On the Deal Ticket you can see the market depth prices of orders to buy and sell.
Judging from the weight of existing orders, you decide to place an order to buy 1000 shares outside the market spread at 14.45.
Your Deal Ticket is accepted and appears in the Orders to Open panel:
As you are trading outside the spread rather than buying at an immediately available price, there is no guarantee your order will be filled.
As soon as there is sufficient market liquidity at your buying level, the order will be filled and we take a parallel position in the underlying market to reflect your new position. As soon as the order is filled at your price, the trade will appear in your Open Positions panel in our trading platform.
You now have a position in 1000 DBS shares at 14.45.
Example: placing a long trade on Barclays
You have read news about the UK stock Barclays plc, which is trading on the FTSE® at 577-578, and are considering taking an interest.
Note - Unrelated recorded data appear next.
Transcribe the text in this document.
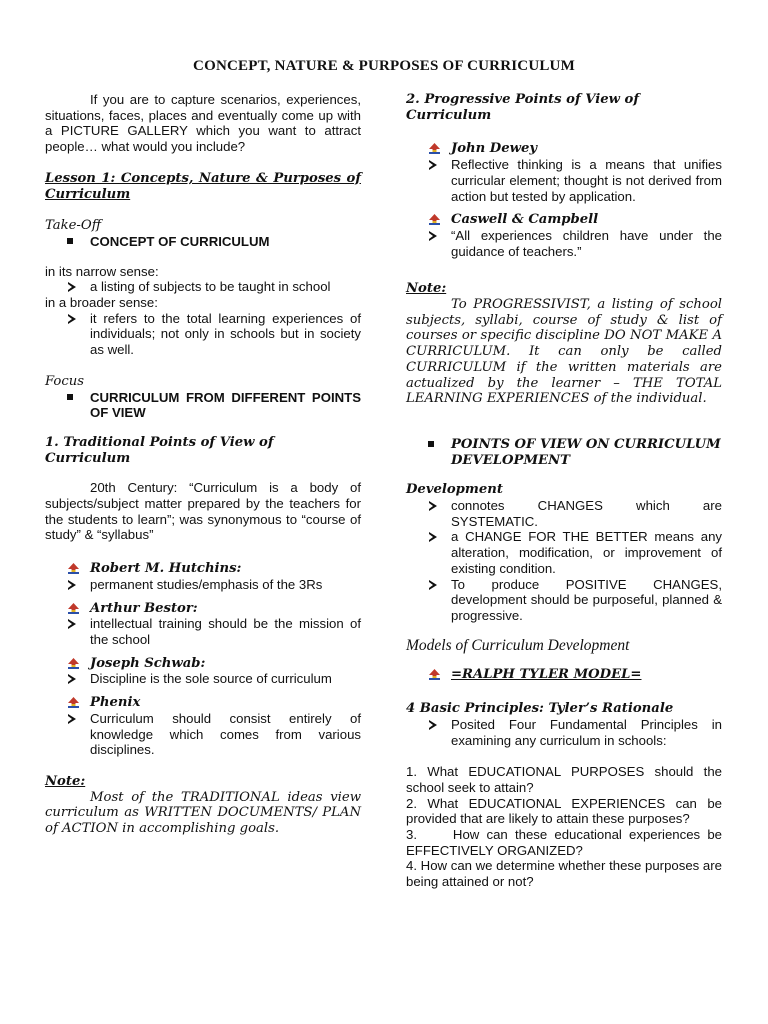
CONCEPT, NATURE & PURPOSES OF CURRICULUM

If you are to capture scenarios, experiences, situations, faces, places and eventually come up with a PICTURE GALLERY which you want to attract people… what would you include?

Lesson 1: Concepts, Nature & Purposes of Curriculum

Take-Off

CONCEPT OF CURRICULUM

in its narrow sense:

a listing of subjects to be taught in school

in a broader sense:

it refers to the total learning experiences of individuals; not only in schools but in society as well.

Focus

CURRICULUM FROM DIFFERENT POINTS OF VIEW

1. Traditional Points of View of Curriculum

20th Century: “Curriculum is a body of subjects/subject matter prepared by the teachers for the students to learn”; was synonymous to “course of study” & “syllabus”

Robert M. Hutchins:
permanent studies/emphasis of the 3Rs
Arthur Bestor:
intellectual training should be the mission of the school
Joseph Schwab:
Discipline is the sole source of curriculum
Phenix
Curriculum should consist entirely of knowledge which comes from various disciplines.

Note:

Most of the TRADITIONAL ideas view curriculum as WRITTEN DOCUMENTS/ PLAN of ACTION in accomplishing goals.

2. Progressive Points of View of Curriculum

John Dewey
Reflective thinking is a means that unifies curricular element; thought is not derived from action but tested by application.
Caswell & Campbell
“All experiences children have under the guidance of teachers.”

Note:

To PROGRESSIVIST, a listing of school subjects, syllabi, course of study & list of courses or specific discipline DO NOT MAKE A CURRICULUM. It can only be called CURRICULUM if the written materials are actualized by the learner – THE TOTAL LEARNING EXPERIENCES of the individual.

POINTS OF VIEW ON CURRICULUM DEVELOPMENT

Development

connotes CHANGES which are SYSTEMATIC.
a CHANGE FOR THE BETTER means any alteration, modification, or improvement of existing condition.
To produce POSITIVE CHANGES, development should be purposeful, planned & progressive.

Models of Curriculum Development

=RALPH TYLER MODEL=

4 Basic Principles: Tyler’s Rationale

Posited Four Fundamental Principles in examining any curriculum in schools:

1. What EDUCATIONAL PURPOSES should the school seek to attain?

2. What EDUCATIONAL EXPERIENCES can be provided that are likely to attain these purposes?

3.     How can these educational experiences be EFFECTIVELY ORGANIZED?

4. How can we determine whether these purposes are being attained or not?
You use L2 Dealer to view the full market depth of orders to buy and sell this stock.
After considering the existing orders displayed through level two access, you place an order to buy 10,000 shares inside the market spread at 577.5.
Your deal ticket is accepted and the order appears on the order tracking screen.
At first, your order sits waiting to be filled, then it is later filled and your CFD position is opened when the market moves to your order level. Naturally, there’s no guarantee that your order will be filled. With our L2 Dealer, you are able to cancel a live order from the order tracking screen at any time.
You would now hold a position in 10,000 Barclays plc shares at 577.5, opened at 10% margin. In this respect, your initial deposit would have been £5775 (calculated as 10,000 shares x 577.5 x 10%).
Closing your position
Barclays plc stock rises in price over the course of the next day, and you decide to sell. Our L2 Dealer reveals sufficient demand in the form of buying orders in the market for you to sell 10,000 shares at 583, a price you are happy with, so you place an order to sell.
Your order is matched and your CFD position closed, securing a gross profit of 583 - 577.5 x 10,000 shares = £550 on the trade.
Your overall, net profit would take into account the commission charged on your CFD trade and any interest and dividend adjustments there may have been on Barclays plc stock overnight, while you held an open CFD position on the stock.
CFDs are leveraged products. CFD trading may not be suitable for everyone and can result in losses that exceed your initial investment, so please ensure that you fully understand the risks involved.